Ihn hielt gefesselt edle Sitte, Kunst
Und Wissenschaft, die in Hispanien blühte.
Ihn hielt gefesselt Sorge für Zuleima,
Die zarte Blume, die im Frauenkäfig 1225
Des strengen Morgenlands hinwelken sollte.
Ihn hielt gefesselt Vaterlandesliebe,
Die Liebe für das liebe, schöne Spanien.
Doch was am meisten ihn gefesselt hielt,
Das war ein großer Traum, ein schöner Traum, 1230
Anfänglich wüst und wild, Nordstürme heulten,
Und Waffen klirrten, und dazwischen rief's:
»Quiroga und Riego!« tolle Worte!
Und rote Bäche flossen, Glaubenskerker
Und Zwingherrnburgen stürzten ein in Glut 1235
Und Rauch, und endlich stieg aus Glut und Rauch
Empor das ew'ge Wort, das urgebor'ne,
In rosenroter Glorie selig strahlend.
(Geht ab.)
_Almansor_ wankt träumerisch einher.
_Almansor_ (kalt und verdrossen).

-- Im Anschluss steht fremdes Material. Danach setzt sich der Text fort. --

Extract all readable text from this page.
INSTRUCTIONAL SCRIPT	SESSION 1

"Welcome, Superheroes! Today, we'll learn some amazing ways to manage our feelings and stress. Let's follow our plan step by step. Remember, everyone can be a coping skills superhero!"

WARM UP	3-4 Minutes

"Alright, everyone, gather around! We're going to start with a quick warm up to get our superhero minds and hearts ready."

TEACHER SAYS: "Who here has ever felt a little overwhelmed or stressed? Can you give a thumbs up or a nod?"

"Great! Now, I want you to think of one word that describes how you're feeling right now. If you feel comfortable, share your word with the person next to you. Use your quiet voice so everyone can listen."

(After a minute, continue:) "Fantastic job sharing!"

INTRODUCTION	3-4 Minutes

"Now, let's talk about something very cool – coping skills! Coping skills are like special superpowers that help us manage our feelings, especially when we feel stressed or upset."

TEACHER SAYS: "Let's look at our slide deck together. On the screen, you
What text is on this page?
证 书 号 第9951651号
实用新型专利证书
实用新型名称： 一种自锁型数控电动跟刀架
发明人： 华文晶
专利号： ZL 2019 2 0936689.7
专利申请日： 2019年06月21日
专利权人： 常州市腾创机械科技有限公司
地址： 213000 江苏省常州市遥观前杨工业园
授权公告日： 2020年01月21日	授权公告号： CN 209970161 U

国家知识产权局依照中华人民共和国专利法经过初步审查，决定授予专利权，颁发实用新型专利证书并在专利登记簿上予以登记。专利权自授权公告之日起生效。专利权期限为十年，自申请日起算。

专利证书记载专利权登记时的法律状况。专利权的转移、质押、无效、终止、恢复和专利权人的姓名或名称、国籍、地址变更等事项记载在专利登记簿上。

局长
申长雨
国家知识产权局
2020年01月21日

In alten Märchen gibt es
gold'ne Schlösser,
Wo Harfen klingen, schöne Jungfraun tanzen, 1240
Und schmucke Diener blitzen, und Jasmin
Und Myrt' und Rosen ihren Duft verbreiten --
Und doch ein einziges Entzaub'rungswort
Macht all die Herrlichkeit im Nu zerstieben,
Und übrig bleibt nur alter Trümmerschutt, 1245
Und krächzend Nachtgevögel und Morast.
So hab' auch ich mit einem einz'gen Worte
Die ganze blühende Natur entzaubert.
Da liegt sie nun, leblos und kalt und fahl,
Wie eine aufgeputzte Königsleiche, 1250
Der man die Backenknochen rot gefärbt,
Und in die Hand ein Zepter hat gelegt.
Die Lippen aber schauen gelb und welk,
Weil man vergaß sie gleichfalls rot zu schminken,
Und Mäuse springen um die Königsnase, 1255
Und spotten frech des großen, goldnen Zepters --
Es ist das eig'ne Blut, das uns hinaufsteigt
Ins Aug', wodurch mit schönem, roten Schimmer
Bekleidet werden all die Rosenblätter,
Jungfrauenwänglein, Sommerabendwölkchen, 1260
Und gleiche Spielerei'n, die uns entzücken.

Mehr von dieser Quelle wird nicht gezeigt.